近年來,香港政府在控煙政策上的力度,無論從公共衛生還是財政手段來看,都呈現出一種令人費解的「超現實感」。我們若以博弈論的角度去觀察,會發現政府正陷入一個自我構建的政策陷阱——當手段(加煙稅)已經完全背離了初衷(減低吸煙率)時,整套治理邏輯便開始崩塌。

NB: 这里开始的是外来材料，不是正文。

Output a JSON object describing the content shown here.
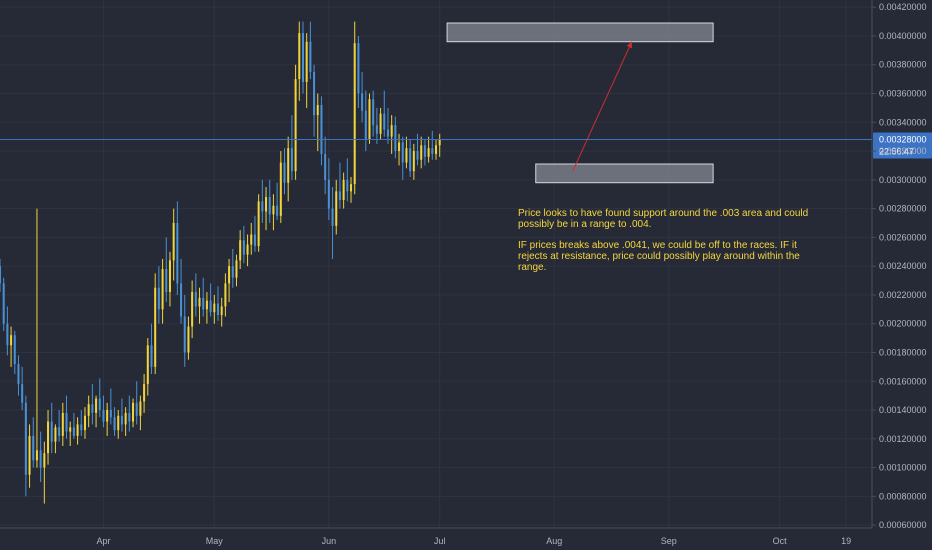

根據畢馬威亞太區消費品零售行業主管Anson Bailey早前於《2026香港公共財政論壇》發布的報告顯示,當政府於2023年大幅加煙稅31.5%後,每日吸煙人口僅微跌了 0.7%。而2023年及2024年累計加煙稅73.5%後,換來的只是完稅煙銷售暴跌48.1%,及非法私煙銷量激增265%至近12億支。
這反映了一個宏觀架構上的誤判,高成本未能抑制消費,「剛性需求」及「市場替代」使吸煙者沒有消失,而是被推向「地下化」。
更令人擔憂的是,報告提到政府2024年的煙稅收入較2022年減少了32.4%(約26億港元),而非法貿易卻大幅膨脹,其實即是香港在為非正規經濟提供「補貼」。這在「大戰略」層面是極其不智的。政府在試圖展示其治理決心的同時,卻意外地侵蝕了庫房,而這種「擠出效應」同時也削弱了政府的治理效能。
醫務衛生局長盧寵茂近日稱2025年的吸煙數據「仍在調查中」,這或許亦釋放出一個關鍵信號,即短期內缺乏進一步加稅的數據支撐與合理性。
我一直強調的「中間路線」的智慧,在於如何平衡理想與現實:目前這種單一維度的加稅壓迫,已經觸及了邊際回報遞減的臨界點。當完稅煙標籤制度尚未準備就緒,世衛(WHO)所謂「75%煙稅佔比」指標瀕臨破產,當政策誘發的大規模違法行為(36%的私煙市場份額)成為常態時,政策確實需要盡快調整。
政府或許需要一次「範式轉移」——承認單純的經濟懲罰無法解決深層次社會習氣,政府應避免過度干預所導致的市場畸形,才是更具戰略眼光的治理選擇。